Monday, August 9, 2010

Fanciful yesteryear


I love historical fiction. I love Patrick O'Brian's addictive maritime adventures. I love Dorothy Dunnett's rich and dense Lymond Chronicles. These series both do one thing very well: they immerse the reader in accurate and detailed depictions of life in a different time. It's that immersion that I love.

There's another set of historical novels that I also love - The Baroque Cycle by Neal Stephenson. I adore these three big novels, but wouldn't put them in the same category with O'Brien and Dunnett. There's plenty of very accurate, closely-researched historical detail, but Stephenson is far more playful in the way he presents historical people and events. You can't get lost in a different time if the author keeps throwing madcap historical absurdities at you.

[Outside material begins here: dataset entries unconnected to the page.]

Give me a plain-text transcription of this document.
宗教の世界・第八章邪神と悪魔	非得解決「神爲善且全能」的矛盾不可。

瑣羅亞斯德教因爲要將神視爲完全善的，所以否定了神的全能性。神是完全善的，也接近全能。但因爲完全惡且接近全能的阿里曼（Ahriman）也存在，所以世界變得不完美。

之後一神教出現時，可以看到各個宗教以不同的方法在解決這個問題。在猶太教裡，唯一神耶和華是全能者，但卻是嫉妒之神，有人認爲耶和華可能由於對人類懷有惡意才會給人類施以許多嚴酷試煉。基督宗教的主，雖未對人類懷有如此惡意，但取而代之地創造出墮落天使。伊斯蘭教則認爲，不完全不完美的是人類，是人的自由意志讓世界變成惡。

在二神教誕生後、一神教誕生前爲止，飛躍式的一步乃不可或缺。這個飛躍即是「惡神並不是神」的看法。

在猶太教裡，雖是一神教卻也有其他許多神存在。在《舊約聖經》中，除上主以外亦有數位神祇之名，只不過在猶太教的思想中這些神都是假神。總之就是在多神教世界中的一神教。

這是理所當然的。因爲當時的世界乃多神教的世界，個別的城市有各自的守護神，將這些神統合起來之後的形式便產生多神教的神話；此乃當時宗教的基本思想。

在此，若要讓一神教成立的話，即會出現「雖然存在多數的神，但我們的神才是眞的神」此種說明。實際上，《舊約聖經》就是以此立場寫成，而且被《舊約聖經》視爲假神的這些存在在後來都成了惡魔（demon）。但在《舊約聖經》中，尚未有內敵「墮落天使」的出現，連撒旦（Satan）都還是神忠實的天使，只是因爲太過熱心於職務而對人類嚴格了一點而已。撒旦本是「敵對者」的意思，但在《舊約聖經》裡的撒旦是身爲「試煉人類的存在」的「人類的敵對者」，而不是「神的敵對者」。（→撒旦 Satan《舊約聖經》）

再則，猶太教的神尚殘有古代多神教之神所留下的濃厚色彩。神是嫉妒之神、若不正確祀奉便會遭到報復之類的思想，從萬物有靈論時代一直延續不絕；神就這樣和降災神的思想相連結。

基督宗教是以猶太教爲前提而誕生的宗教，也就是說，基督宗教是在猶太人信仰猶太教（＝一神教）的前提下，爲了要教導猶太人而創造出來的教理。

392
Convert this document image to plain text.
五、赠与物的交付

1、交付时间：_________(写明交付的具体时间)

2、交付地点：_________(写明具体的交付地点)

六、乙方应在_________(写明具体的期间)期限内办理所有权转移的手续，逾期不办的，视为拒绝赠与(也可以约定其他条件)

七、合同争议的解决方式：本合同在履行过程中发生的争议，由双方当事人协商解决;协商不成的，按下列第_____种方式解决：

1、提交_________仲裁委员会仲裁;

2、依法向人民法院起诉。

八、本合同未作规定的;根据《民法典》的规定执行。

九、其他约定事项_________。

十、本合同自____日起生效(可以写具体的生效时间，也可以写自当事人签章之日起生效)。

I won't even try to give more than a brief overview of this action-packed series. It is set approximately between 1660 and 1720. There are four main characters. Daniel Waterhouse is Isaac Newton's college roommate, who becomes obsessed with the invention of a computing machine that will operate with golden punch-cards. Jack Shaftoe is an illiterate adventurer whose eventual career as a couterfeiter makes him Isaac Newton's nemesis. Eliza de la Zeur, a native of Qwglm (a land whose language has sixteen consonants and no vowels), is a financial genius, spy, and kingmaker. And Enoch Root is a mysterious, apparently-eternal and possibly backwards-living wizard/alchemist.

The series explores a dazzling array of issues, especially the history of science and mathematics, currency and finance, cryptanalysis and espionage. But there's nothing dry about Stephenson's fascination with math, codes, and economics. For instance, when Jack goes to India, he learns of a job so disgusting that I will not describe it, traditionally reserved for one particular caste. Jack promptly offers to do it for less, introducing capitalist competition and upsetting millennia of unwritten law. Or when Root, unleashing a terrifying weapon that resembles a circular saw blade on a cord, blithely misquotes Arthur C. Clarke: "Any sufficiently advanced technology is indistinguishable from a yo-yo." In the eighteenth century.

Stehpenson's boundlessly playful imagination never lets you get lost in the past, but the romp he takes you on through the centuries is so much fun you won't really mind. The books in the series are Quicksilver, The Confusion, and The System of the World. I enjoyed them so much I want to read them again someday - after I rest. Each one is about a thousand pages long, so don't put all three on hold at once.